Though pharmacy customers in Florida started benefiting from the massive retailer's buying power on Friday, the big Wal-Mart story around here -- for now and the next few months -- is likely to be: "We told you so."

Opposition to developing the long-unused Kilbuck site was lengthy and multifaceted. Some people spoke out because they didn't think a shopping plaza anchored by a Wal-Mart Supercenter was the right choice for the location. Some people opposed it because they don't want a Wal-Mart to go anywhere.

It will be a shame if last week's landslide further muddies the issues surrounding this big-box bogeyman, especially since some of them are both political and illogical.

Only in Pittsburgh could such a huge and controversial project proceed with so many problems so unsatisfactorily resolved.

It's the downside of public life in this highly fractured region, a daily reality show -- "Extreme Government: Allegheny County" -- in which 130 municipalities compete against each other but rarely form alliances and usually produce far more losers than winners.

Officials in Kilbuck (population, 723) were determined, laudably, to bring new, tax-paying life to the site of the former Dixmont State Hospital.

But residents of the communities bordering Kilbuck's sliver of Route 65 complained that the impact such a high-traffic destination would have on the surrounding area was inadequately addressed.

Protest signs and lawsuits abounded.

There will be even more now, and rightly so, since Kilbuck officials had granted variances to allow steeper slopes at the site than their standards demanded, and since much of the site is now lying across a major highway.

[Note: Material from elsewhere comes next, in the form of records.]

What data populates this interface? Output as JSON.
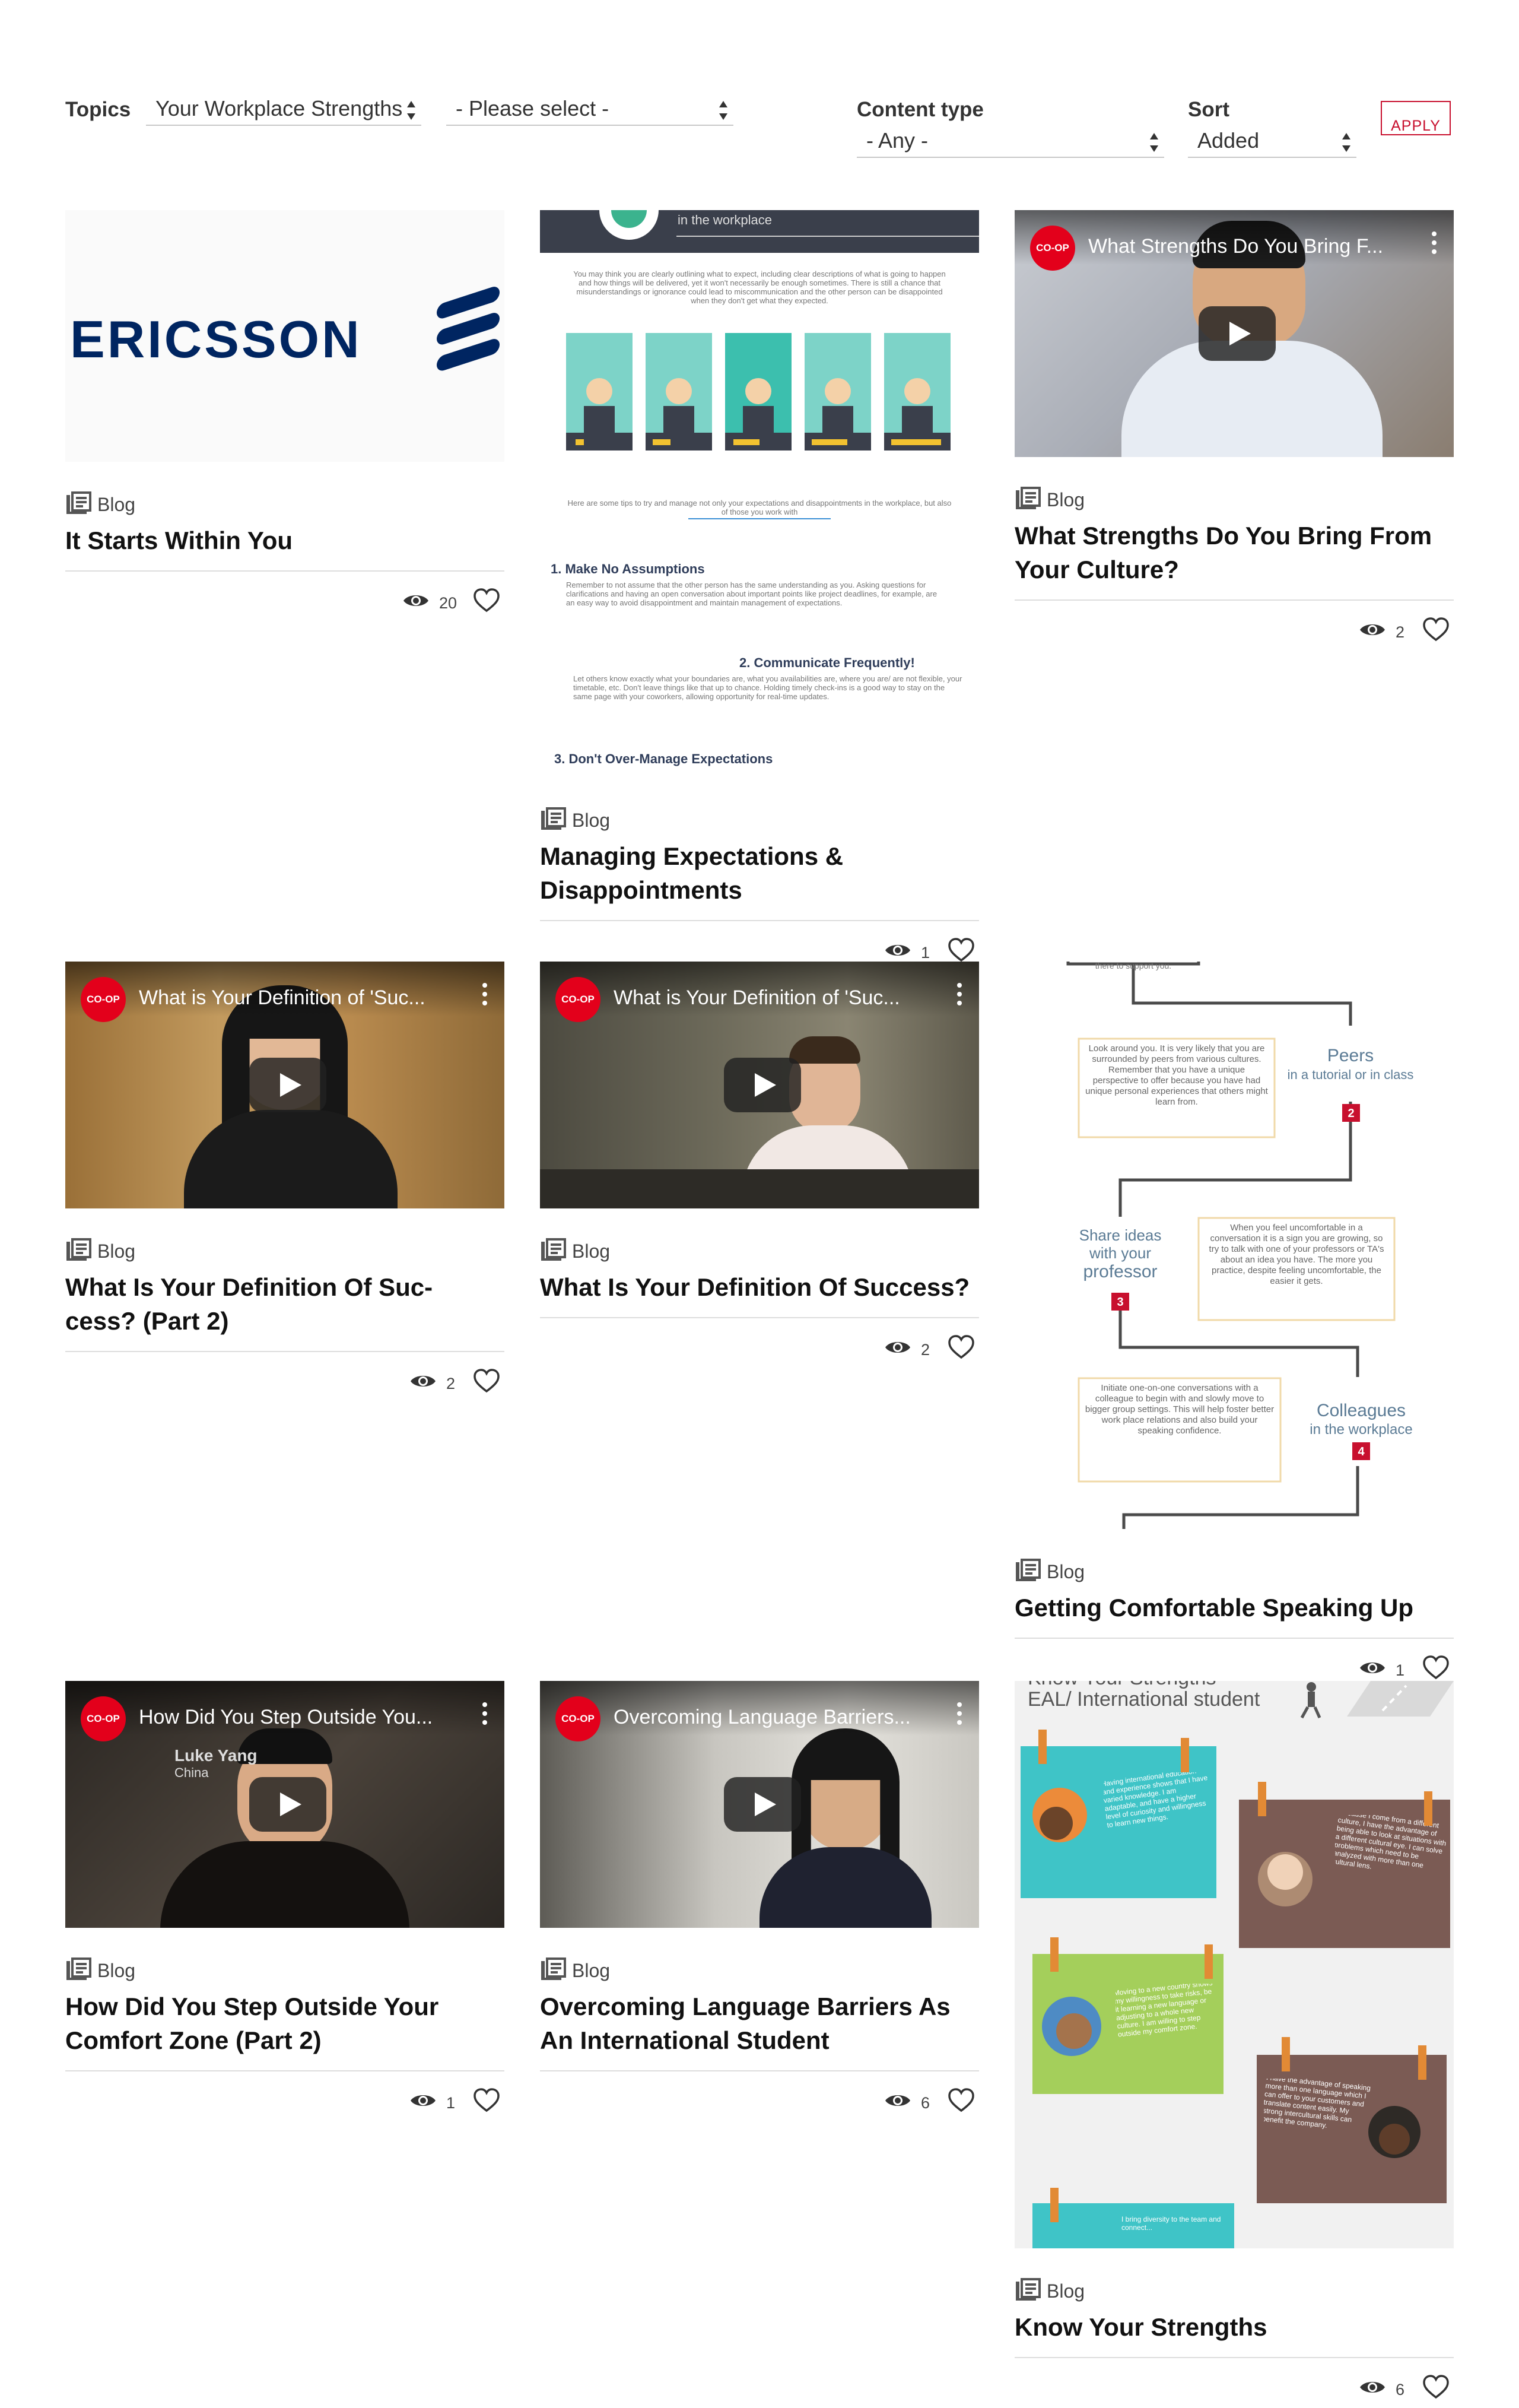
{
  "filters": {
    "topics_label": "Topics",
    "topic_value": "Your Workplace Strengths",
    "subtopic_value": "- Please select -",
    "content_type_label": "Content type",
    "content_type_value": "- Any -",
    "sort_label": "Sort",
    "sort_value": "Added",
    "apply_label": "APPLY"
  },
  "colors": {
    "brand_red": "#c8102e",
    "coop_red": "#e3001b",
    "ericsson_blue": "#002561"
  },
  "cards": [
    {
      "type": "Blog",
      "title": "It Starts Within You",
      "views": "20",
      "thumb": {
        "logo_text": "ERICSSON"
      }
    },
    {
      "type": "Blog",
      "title": "Managing Expectations & Disappointments",
      "views": "1",
      "thumb": {
        "header": "in the workplace",
        "intro": "You may think you are clearly outlining what to expect, including clear descriptions of what is going to happen and how things will be delivered, yet it won't necessarily be enough sometimes. There is still a chance that misunderstandings or ignorance could lead to miscommunication and the other person can be disappointed when they don't get what they expected.",
        "tips_intro": "Here are some tips to try and manage not only your expectations and disappointments in the workplace, but also of those you work with",
        "tip1_title": "1. Make No Assumptions",
        "tip1_text": "Remember to not assume that the other person has the same understanding as you. Asking questions for clarifications and having an open conversation about important points like project deadlines, for example, are an easy way to avoid disappointment and maintain management of expectations.",
        "tip2_title": "2. Communicate Frequently!",
        "tip2_text": "Let others know exactly what your boundaries are, what you availabilities are, where you are/ are not flexible, your timetable, etc. Don't leave things like that up to chance. Holding timely check-ins is a good way to stay on the same page with your coworkers, allowing opportunity for real-time updates.",
        "tip3_title": "3. Don't Over-Manage Expectations"
      }
    },
    {
      "type": "Blog",
      "title": "What Strengths Do You Bring From Your Culture?",
      "views": "2",
      "thumb": {
        "video_title": "What Strengths Do You Bring F...",
        "badge": "CO-OP"
      }
    },
    {
      "type": "Blog",
      "title": "What Is Your Definition Of Suc- cess? (Part 2)",
      "views": "2",
      "thumb": {
        "video_title": "What is Your Definition of 'Suc...",
        "badge": "CO-OP"
      }
    },
    {
      "type": "Blog",
      "title": "What Is Your Definition Of Success?",
      "views": "2",
      "thumb": {
        "video_title": "What is Your Definition of 'Suc...",
        "badge": "CO-OP"
      }
    },
    {
      "type": "Blog",
      "title": "Getting Comfortable Speaking Up",
      "views": "1",
      "thumb": {
        "top_text": "there to support you.",
        "peers_title": "Peers",
        "peers_sub": "in a tutorial or in class",
        "peers_num": "2",
        "peers_text": "Look around you. It is very likely that you are surrounded by peers from various cultures. Remember that you have a unique perspective to offer because you have had unique personal experiences that others might learn from.",
        "prof_title": "Share ideas with your professor",
        "prof_num": "3",
        "prof_text": "When you feel uncomfortable in a conversation it is a sign you are growing, so try to talk with one of your professors or TA's about an idea you have. The more you practice, despite feeling uncomfortable, the easier it gets.",
        "coll_title": "Colleagues",
        "coll_sub": "in the workplace",
        "coll_num": "4",
        "coll_text": "Initiate one-on-one conversations with a colleague to begin with and slowly move to bigger group settings. This will help foster better work place relations and also build your speaking confidence."
      }
    },
    {
      "type": "Blog",
      "title": "How Did You Step Outside Your Comfort Zone (Part 2)",
      "views": "1",
      "thumb": {
        "video_title": "How Did You Step Outside You...",
        "badge": "CO-OP",
        "name": "Luke Yang",
        "place": "China"
      }
    },
    {
      "type": "Blog",
      "title": "Overcoming Language Barriers As An International Student",
      "views": "6",
      "thumb": {
        "video_title": "Overcoming Language Barriers...",
        "badge": "CO-OP"
      }
    },
    {
      "type": "Blog",
      "title": "Know Your Strengths",
      "views": "6",
      "thumb": {
        "heading": "Know Your Strengths",
        "subheading": "EAL/ International student",
        "note1": "Having international education and experience shows that I have varied knowledge. I am adaptable, and have a higher level of curiosity and willingness to learn new things.",
        "note2": "Because I come from a different culture, I have the advantage of being able to look at situations with a different cultural eye. I can solve problems which need to be analyzed with more than one cultural lens.",
        "note3": "Moving to a new country shows my willingness to take risks, be it learning a new language or adjusting to a whole new culture. I am willing to step outside my comfort zone.",
        "note4": "I have the advantage of speaking more than one language which I can offer to your customers and translate content easily. My strong intercultural skills can benefit the company.",
        "note5": "I bring diversity to the team and connect..."
      }
    }
  ]
}
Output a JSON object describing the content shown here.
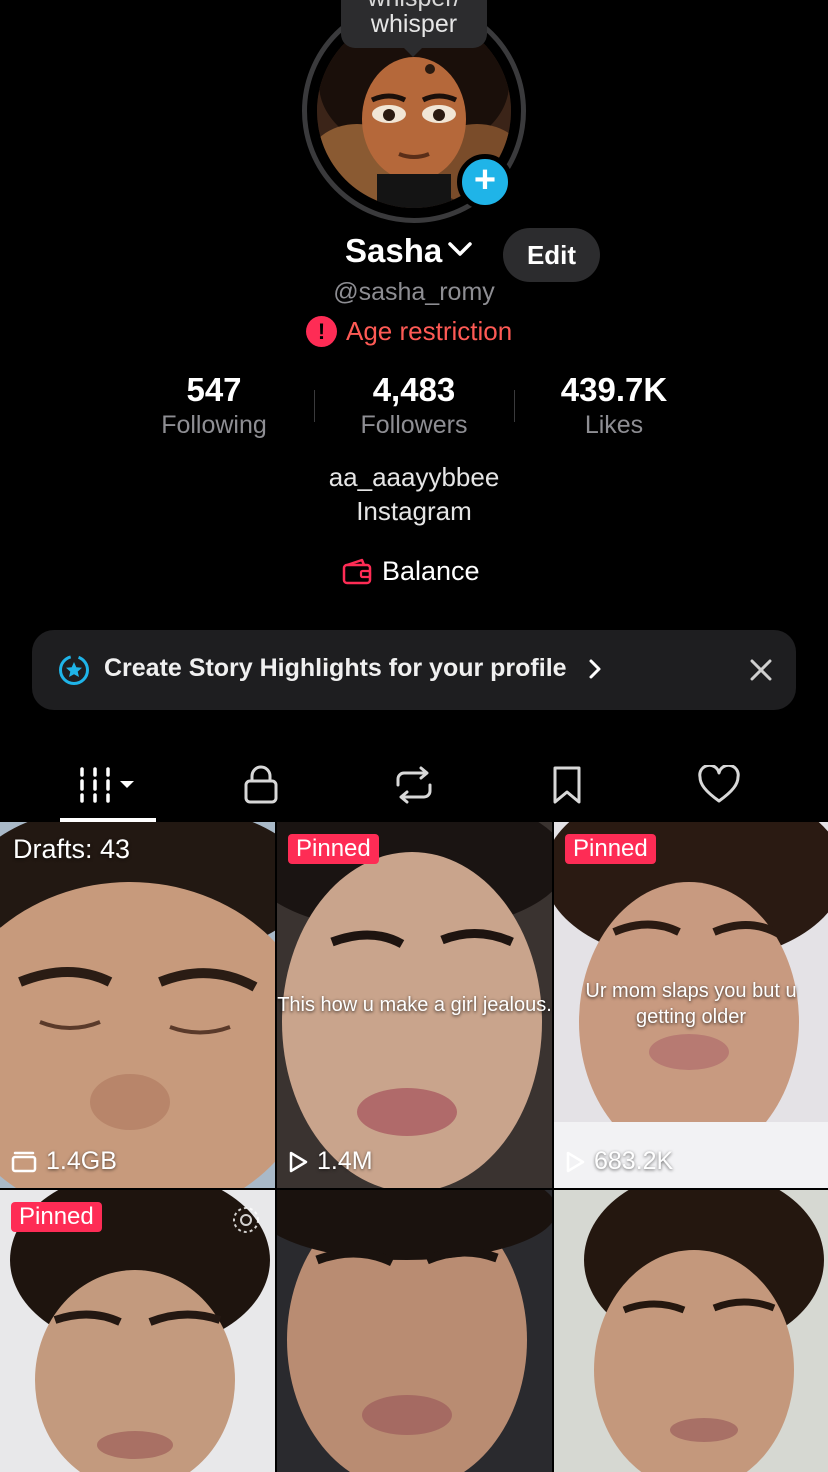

A formal investigation may determine whose fault that is, but given the state of our polarized public discourse, much of the anger over this huge, expensive mess will end up at Wal-Mart's door.

Wal-Mart is the favorite whipping boy of those who have lately taken to calling themselves "progressives." They complain about Wal-Mart's low wages and high number of employees (54 percent) who do not qualify for its health insurance plans.

(Funny, but these critics don't hurl the same complaints, though they could, at the more-stylish discount retailer Target.)

Lately, more analytical and less partisan voices have risen to point out the enormous economic good that Wal-Mart has done for lower-income Americans.

Studies show that Wal-Mart's discounting on food alone saves shoppers $50 billion per year; it does one-fifth of the country's grocery business and the typical shopper saves an average of 17 percent. Compare that benefit to the federal government's $33 billion food-stamp program.

Critics also complain that 5 percent of Wal-Mart's workers are on Medicaid. But as Sebastian Mallaby pointed out in The Washington Post last year, that number is typical for large retail companies, and the national average for all private companies is 4 percent.

So when one local anti-Wal-Mart group uses the name "Communities First!," it raises questions. How exactly do you define community? The neighbors who'd like to cut their grocery bills? Those who want a job that pays, on average, nearly double the federal minimum wage?

If you're asking us to shut out a beneficial big guy to favor the little guy who can't offer as much but charges more for it, then no thanks. That's not how free markets work.

I'd like to see Wal-Mart give away more of its profits to employees -- its own here in the United States as well as its suppliers' workers in China. Sure, more applicants flock to those jobs (in both nations) than there are positions available, but Wal-Mart's immensely rich owners can afford to soften the laws of the market with a little grace.

It would also be smart for them to voluntarily repay the costs incurred for all the officers reassigned to conduct rush hour traffic on the landslides' very congested detours. A goodwill gesture could defuse the irritation I see in commuters' faces on these roads every day.

But asking Wal-Mart to do more good freely is a far cry from trying to regulate it out of the market.

It's odd that the corporation's mostly left-wing critics, including politicians who presumably want to win public office, would expend so much energy bashing a store where 127 million Americans shop each week.

I hope to be one of them -- if the roadways, and the debate, on Route 65 are ever clear.